# is the Hodge conjecture birationally invariant?

Let $$X$$ and $$Y$$ be two birational smooth projective varieties over the complex numbers. Assume $$X$$ satisfies the Hodge conjecture.

Is it known that the Hodge conjecture holds for $$Y$$?

No. If you blow up $$\mathbb{P}^n$$ along a smooth (closed) subvariety $$X$$ of codimension $$\geq 2$$, the Hodge conjecture for the resulting variety is equivalent to the Hodge conjecture for $$X$$. So the Hodge conjecture for rational varieties (= birational to $$\Bbb{P}^n$$) implies the Hodge conjecture in general.

• On the other hand, the weak factorization theorem implies that the Hodge conjecture is a birational invariant of smooth projective varieties of dimension $\leq 4$. Jan 26, 2014 at 23:19
• @abx: I don't want to be nitpicking, but I had to reread what you wrote to understand what you're saying. Perhaps, saying "blow up $\mathbb P^n$ along a smooth subvariety $X$" would be a clearer way to put it. Then again, it might be just me... Cheers! (and +1) Jan 27, 2014 at 0:50
• In fact, the Hodge conjecture, the Tate conjecture, and the various standard conjectures hold for all varieties if they hold for all rational varieties (and they do all hold for $\mathbb{P}^n$). See: Tankeev, S. G. Monoidal transformations and conjectures on algebraic cycles. (Russian) Izv. Ross. Akad. Nauk Ser. Mat. 71 (2007), no. 3, 197--224; translation in Izv. Math. 71 (2007), no. 3, 629--655
– abz
Jan 27, 2014 at 4:43

Of course, abx is completely correct in saying that the truth of the Hodge conjecture is not a birational invariant. That said, something slightly weaker is true: if $$X$$ and $$Y$$ are $$K$$-equivalent, then the Hodge conjecture is true for $$X$$ if and only if it is true for $$Y$$.

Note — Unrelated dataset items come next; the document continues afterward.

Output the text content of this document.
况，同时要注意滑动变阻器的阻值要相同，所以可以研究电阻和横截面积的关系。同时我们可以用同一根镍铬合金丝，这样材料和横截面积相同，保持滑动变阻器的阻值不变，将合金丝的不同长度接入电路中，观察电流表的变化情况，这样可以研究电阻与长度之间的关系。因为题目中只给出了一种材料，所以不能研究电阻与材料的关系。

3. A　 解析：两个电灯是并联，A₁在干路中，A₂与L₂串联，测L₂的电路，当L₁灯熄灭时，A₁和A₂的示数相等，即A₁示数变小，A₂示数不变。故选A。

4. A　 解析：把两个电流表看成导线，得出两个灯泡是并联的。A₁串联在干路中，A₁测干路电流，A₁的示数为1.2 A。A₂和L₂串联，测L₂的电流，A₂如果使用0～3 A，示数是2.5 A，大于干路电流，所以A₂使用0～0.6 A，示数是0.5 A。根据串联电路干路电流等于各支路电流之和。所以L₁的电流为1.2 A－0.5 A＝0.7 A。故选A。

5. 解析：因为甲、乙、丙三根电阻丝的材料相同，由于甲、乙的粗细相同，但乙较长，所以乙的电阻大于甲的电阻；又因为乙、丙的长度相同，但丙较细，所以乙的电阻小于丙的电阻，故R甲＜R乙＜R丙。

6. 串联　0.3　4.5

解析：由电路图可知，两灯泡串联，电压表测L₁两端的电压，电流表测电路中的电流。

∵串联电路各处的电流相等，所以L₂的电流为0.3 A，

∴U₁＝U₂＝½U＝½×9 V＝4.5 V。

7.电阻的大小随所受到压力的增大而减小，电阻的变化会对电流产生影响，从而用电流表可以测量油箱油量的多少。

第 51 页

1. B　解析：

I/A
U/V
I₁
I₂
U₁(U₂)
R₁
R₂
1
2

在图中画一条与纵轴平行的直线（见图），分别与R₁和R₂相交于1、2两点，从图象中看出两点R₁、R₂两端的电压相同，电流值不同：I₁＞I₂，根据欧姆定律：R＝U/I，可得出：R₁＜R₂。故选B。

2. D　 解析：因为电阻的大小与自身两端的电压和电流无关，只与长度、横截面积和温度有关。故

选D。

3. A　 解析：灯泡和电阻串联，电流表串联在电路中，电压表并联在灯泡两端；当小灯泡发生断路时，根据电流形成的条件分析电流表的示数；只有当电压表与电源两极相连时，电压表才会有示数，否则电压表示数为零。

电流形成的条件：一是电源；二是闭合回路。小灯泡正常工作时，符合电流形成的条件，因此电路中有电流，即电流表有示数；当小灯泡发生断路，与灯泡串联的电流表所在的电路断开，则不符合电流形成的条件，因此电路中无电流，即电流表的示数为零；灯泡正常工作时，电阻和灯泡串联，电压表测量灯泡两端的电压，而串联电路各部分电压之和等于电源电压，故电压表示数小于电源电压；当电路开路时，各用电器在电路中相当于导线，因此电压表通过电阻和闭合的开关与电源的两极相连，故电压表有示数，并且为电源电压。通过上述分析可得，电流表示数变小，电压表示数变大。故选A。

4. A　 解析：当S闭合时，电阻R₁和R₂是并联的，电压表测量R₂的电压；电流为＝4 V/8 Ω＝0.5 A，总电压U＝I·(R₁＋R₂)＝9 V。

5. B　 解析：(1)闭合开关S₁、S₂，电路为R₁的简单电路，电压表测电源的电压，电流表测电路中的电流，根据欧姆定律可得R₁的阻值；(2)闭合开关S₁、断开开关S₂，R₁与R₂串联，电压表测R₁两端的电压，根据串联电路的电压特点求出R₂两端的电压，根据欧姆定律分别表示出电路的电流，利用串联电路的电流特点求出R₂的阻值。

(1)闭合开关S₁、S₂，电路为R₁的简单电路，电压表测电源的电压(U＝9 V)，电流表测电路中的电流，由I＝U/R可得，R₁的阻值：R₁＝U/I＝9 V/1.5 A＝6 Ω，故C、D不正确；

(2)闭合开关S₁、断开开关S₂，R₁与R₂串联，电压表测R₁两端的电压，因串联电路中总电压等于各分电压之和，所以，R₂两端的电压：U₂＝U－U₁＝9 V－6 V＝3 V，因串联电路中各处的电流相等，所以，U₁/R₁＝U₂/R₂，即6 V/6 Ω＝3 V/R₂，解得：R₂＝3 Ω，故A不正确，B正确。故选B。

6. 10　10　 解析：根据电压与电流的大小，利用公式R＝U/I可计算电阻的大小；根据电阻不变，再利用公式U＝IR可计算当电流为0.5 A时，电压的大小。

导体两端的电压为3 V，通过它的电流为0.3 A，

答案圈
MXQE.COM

Here we say two smooth projective varieties $$X, Y$$ are $$K$$-equivalent if there exists a third smooth projective variety $$Z$$ and birational morphisms $$f: Z\to X, g: Z\to Y$$, such that $$f^*\omega_X\simeq g^*\omega_Y$$. For example, birational Calabi-Yau varieties satisfy this property. The theory of motivic integration then implies that $$[X]=[Y]$$ in the Grothendieck group of varieties, $$K_0(\text{Var})$$.

But now, this paper of Donu Arapura and Su-Jeong Kang shows that the truth of the Hodge conjecture for $$X$$ depends only on its class in $$K_0(\text{Var})$$.

So the bottom line is: no, the Hodge conjecture is not a birational invariant in general. But it is for Calabi-Yau varieties, and it is a "$$K$$-equivalence invariant."